When he began working on the plan, Armitage thought enough of the province's beekeepers would play along. But as beekeeping explodes in popularity in Newfoundland and Labrador — from an estimated six beekeepers in 2010 to now about 130 — he isn't so sure.

"I think that we are forever going to be faced with this challenge of one individual who for whatever reason … they do an illegal importation and then — bang," he said.

Lindsay Bird/CBC
Lindsay Bird/CBC

His illicit importation fears aren't far-fetched. This summer, Canada Post caught an illegal queen bee in the mail, sparking a provincial investigation into who ordered it.

Armitage said that incident "should be a wakeup call." He compared his crusade to the Greek myth of Cassandra, who was cursed with being able to predict the future, but not be believed, after spurning the god Apollo.

'Time capsule' bees

Another of the study's co-authors, however, maintains optimism in the face of long odds.

"Hopefully, we can get everyone on board to say, 'Yes, this is important and we're going to take the right steps,'" said David Peck, an expert in honeybee parasites and a research associate at Cornell University in New York.

Peck has been fascinated by the province's bees since his PhD work on how bees in New York were evolving to cope with varroa.

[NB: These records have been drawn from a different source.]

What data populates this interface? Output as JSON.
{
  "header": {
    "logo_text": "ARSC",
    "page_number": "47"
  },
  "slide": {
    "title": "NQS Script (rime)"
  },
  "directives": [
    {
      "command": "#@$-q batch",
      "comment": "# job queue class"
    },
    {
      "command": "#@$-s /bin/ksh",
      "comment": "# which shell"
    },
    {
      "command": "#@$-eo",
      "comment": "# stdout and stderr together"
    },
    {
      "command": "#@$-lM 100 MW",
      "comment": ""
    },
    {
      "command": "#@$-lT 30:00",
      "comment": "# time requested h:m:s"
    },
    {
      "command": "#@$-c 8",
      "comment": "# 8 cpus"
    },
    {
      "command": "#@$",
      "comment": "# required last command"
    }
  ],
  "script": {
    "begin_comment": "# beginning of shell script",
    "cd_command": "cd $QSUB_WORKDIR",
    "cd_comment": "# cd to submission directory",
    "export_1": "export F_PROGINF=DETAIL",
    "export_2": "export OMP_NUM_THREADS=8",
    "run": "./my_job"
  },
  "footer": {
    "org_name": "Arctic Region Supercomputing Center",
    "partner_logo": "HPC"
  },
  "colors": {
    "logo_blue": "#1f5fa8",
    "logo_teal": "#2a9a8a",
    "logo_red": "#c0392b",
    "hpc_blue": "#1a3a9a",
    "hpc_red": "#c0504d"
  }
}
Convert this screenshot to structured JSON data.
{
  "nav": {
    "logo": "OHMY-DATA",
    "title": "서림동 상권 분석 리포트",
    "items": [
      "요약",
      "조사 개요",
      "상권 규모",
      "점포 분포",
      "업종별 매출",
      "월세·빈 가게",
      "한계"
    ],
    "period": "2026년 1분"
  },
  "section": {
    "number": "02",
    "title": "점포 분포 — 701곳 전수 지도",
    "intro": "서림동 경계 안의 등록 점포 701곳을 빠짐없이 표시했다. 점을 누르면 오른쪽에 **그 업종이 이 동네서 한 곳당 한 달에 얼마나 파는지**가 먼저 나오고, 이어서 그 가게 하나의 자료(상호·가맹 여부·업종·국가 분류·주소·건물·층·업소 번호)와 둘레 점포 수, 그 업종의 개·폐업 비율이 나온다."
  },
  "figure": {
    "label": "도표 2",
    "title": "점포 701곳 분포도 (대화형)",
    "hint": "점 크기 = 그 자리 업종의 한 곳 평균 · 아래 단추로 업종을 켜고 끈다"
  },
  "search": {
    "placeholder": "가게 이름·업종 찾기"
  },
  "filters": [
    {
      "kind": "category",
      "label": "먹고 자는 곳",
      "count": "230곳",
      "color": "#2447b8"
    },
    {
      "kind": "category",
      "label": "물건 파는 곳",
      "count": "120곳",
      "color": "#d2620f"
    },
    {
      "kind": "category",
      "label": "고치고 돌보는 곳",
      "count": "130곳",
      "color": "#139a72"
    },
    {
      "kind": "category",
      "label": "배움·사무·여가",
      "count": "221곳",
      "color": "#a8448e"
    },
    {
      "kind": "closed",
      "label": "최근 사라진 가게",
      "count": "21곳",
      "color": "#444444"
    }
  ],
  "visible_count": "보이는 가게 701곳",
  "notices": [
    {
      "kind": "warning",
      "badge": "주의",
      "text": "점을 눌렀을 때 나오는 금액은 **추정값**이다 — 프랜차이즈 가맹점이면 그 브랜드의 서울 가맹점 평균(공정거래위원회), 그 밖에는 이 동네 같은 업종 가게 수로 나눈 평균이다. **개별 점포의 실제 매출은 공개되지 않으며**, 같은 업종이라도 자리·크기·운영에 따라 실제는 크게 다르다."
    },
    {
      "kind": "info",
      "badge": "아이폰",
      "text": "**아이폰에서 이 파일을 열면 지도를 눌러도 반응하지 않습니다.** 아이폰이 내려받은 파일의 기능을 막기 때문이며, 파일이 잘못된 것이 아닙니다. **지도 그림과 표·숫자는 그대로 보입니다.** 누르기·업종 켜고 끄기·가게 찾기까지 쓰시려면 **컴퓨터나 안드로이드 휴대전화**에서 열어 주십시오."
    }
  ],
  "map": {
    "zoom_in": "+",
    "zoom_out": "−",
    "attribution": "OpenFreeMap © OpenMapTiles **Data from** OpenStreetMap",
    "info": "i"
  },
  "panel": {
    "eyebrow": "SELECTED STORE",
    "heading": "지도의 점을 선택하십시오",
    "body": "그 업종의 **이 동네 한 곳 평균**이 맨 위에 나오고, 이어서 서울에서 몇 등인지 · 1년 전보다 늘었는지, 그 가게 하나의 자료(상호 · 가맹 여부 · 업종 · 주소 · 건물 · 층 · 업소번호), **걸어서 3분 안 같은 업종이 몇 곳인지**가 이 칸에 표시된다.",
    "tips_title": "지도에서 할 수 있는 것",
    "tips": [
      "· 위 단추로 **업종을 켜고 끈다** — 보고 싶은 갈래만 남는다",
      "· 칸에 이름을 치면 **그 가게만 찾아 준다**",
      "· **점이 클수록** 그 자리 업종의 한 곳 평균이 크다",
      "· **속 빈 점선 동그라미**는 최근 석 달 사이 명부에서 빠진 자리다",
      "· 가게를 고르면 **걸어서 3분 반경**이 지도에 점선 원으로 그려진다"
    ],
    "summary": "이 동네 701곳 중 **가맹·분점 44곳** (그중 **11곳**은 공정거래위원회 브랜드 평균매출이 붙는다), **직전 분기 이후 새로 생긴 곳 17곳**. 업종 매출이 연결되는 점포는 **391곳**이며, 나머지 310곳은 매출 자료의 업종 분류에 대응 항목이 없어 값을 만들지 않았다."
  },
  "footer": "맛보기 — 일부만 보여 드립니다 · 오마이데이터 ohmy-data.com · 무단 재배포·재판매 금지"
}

"These mite-free bees in Newfoundland were this very rare sort of time capsule of bees that are very hard to find anywhere on the planet," he said. They're now a control group, he said, "for the entire planet's experiment of what happens when varroa mites and bees meet one another."

"So being able to go in and preserve that population was very important to me."

Submitted by David Peck
Submitted by David Peck

There are efforts underway to breed a mite-resistant bee, and having varroa-free bees as a control group in that work is invaluable, he said.

Even if the varroa plan fails, Peck said, knowing what aspects of it worked and what didn't can be useful when the next honeybee parasite arises.

Despite an uncertain future, both Armitage and Samms are following the plan's recommendations, with Armitage hoping the provincial government will also get behind it.

Varroa could hurt the burgeoning bee industry in the province, he said, as well as complicate the province's push to ramp up its agricultural sector.

"We have a kind of a blissful state here, and it would be nice to keep this," he said.